Tanpa disadari saat itu, dia juga sedang mendokumentasikan bagian kota yang akan segera dibangun kembali. Akibatnya, banyak lingkungan di mana dia difilmkan sekarang hilang, diratakan untuk memberi jalan bagi rencana bangunan baru, dan filmnya telah menjadi arsip rekaman sejarah yang berharga.
Ambe kembali ke asalnya untuk pertunjukan pada hari Selasa; Dia dibesarkan di Dhahran sebelum berangkat bekerja untuk Arab News pada akhir 1980-an.
Pada 2015, ia menulis dan menyutradarai film pertamanya, “Maryam”, tentang seorang gadis Muslim Prancis yang menghadapi dilema ketika jilbab dilarang di sekolah. Dalam sebuah adegan dari film “Nour Shams,” salah satu karakter berseru, “Orang Prancis membenci orang Arab,” mungkin merujuk pada film sebelumnya.
Selama percakapan pasca-pemutaran dengan koordinator Ithra Cinemas Mohamed El Moussa, Ambeh berbicara tentang tantangan dan kegembiraan bekerja di negara asalnya dan berbagi narasi yang diabaikan.
Kemudian penonton menonton “Road 10”, sebuah film aksi yang disutradarai dan ditulis bersama oleh Omar Naim, dan berbicara tentang dua saudara laki-laki terkemuka yang melakukan perjalanan darat dari Riyadh untuk menghadiri pernikahan keluarga di Abu Dhabi dan menghadapi internal dan eksternal. ancaman. Sepanjang jalan.

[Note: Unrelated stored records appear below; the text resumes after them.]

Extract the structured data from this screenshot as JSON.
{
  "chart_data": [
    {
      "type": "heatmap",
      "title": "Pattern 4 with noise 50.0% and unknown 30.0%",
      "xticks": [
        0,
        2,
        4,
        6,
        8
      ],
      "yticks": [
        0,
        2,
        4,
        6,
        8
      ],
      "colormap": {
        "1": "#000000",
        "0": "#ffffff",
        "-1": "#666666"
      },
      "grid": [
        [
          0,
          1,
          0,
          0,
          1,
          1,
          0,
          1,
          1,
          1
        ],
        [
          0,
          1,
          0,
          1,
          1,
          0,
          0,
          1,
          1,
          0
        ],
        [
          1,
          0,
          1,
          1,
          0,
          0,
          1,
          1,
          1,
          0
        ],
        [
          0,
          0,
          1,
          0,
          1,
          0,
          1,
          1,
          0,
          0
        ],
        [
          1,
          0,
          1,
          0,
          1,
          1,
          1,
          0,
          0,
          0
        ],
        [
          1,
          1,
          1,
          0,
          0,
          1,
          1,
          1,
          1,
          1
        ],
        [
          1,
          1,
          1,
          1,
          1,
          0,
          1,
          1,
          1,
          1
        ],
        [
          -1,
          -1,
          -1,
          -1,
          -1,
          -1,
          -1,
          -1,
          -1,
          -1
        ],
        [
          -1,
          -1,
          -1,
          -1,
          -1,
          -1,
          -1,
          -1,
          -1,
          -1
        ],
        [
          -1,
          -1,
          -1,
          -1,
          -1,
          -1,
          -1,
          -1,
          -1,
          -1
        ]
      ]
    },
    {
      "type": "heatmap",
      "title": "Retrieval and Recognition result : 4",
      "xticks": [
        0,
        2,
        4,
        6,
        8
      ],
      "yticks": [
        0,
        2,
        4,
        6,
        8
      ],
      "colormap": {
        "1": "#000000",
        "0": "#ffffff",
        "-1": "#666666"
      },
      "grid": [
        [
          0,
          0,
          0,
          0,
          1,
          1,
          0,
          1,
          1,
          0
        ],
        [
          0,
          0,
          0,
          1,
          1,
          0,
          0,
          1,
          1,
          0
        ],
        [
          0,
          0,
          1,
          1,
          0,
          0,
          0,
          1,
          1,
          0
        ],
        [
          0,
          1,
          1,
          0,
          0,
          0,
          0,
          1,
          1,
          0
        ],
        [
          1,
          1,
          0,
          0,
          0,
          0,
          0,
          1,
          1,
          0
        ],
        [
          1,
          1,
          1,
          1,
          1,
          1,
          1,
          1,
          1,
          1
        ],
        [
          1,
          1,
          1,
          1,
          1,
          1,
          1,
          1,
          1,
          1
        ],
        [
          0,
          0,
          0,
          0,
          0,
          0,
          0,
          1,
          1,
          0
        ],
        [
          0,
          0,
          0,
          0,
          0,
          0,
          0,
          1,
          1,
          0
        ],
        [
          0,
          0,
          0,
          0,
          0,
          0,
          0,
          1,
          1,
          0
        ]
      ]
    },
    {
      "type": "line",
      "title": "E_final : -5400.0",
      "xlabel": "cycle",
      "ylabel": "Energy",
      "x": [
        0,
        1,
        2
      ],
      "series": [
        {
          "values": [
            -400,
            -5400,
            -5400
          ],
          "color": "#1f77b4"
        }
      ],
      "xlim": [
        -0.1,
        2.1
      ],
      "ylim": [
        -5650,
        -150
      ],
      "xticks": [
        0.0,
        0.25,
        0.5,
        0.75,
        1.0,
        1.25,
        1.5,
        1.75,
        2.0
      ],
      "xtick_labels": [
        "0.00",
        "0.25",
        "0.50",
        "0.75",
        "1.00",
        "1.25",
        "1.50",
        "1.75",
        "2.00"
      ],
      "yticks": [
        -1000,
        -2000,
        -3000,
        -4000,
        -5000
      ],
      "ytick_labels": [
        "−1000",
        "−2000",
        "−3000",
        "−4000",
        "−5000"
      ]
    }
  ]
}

Salah satu bintang, Baraa Alem, berbicara setelah pertunjukan dengan Al-Badran tentang betapa sulitnya syuting film di “puncak” pandemi COVID-19, ketika para pemain dan kru harus menjalankan tes PCR setiap beberapa hari. .
Dia juga berbicara tentang bagaimana dia menangani kerugian pribadi baru-baru ini; Ayahnya meninggal tak lama sebelum syuting dimulai, dan Alem mengatakan bahwa dia melemparkan dirinya ke dalam peran sebagai hasilnya.
Semua film yang ditayangkan pada hari Selasa dipilih oleh sebuah panel dan ditayangkan selama RSIFF pada bulan Desember.
“Kami sangat senang mengadakan acara ini di Ithra,” kata Al-Badran. “Kami percaya acara ini akan menjadi awal dari hubungan lama dan unik antara Ithra dan Festival Film Internasional Laut Merah.
Ithraa menyelenggarakan ini bersama (RSIFF) sebagai bagian dari upayanya untuk memperkuat kehadirannya di industri film sebagai salah satu yang tertua dan, jika Anda mau, pemain industri film terbesar di Kerajaan dan Wilayah Timur pada khususnya.
“Kami berharap acara malam ini akan menjadi salah satu yang akan diingat orang (bersama dengan) film yang mereka tonton. Baik Anda penggemar film atau pembuat film, kami harap Anda menemukan (sesuatu) di sini.”
“Pemikir jahat. Sarjana musik. Komunikator yang ramah hipster. Penggila bacon. Penggemar internet amatir. Introvert.”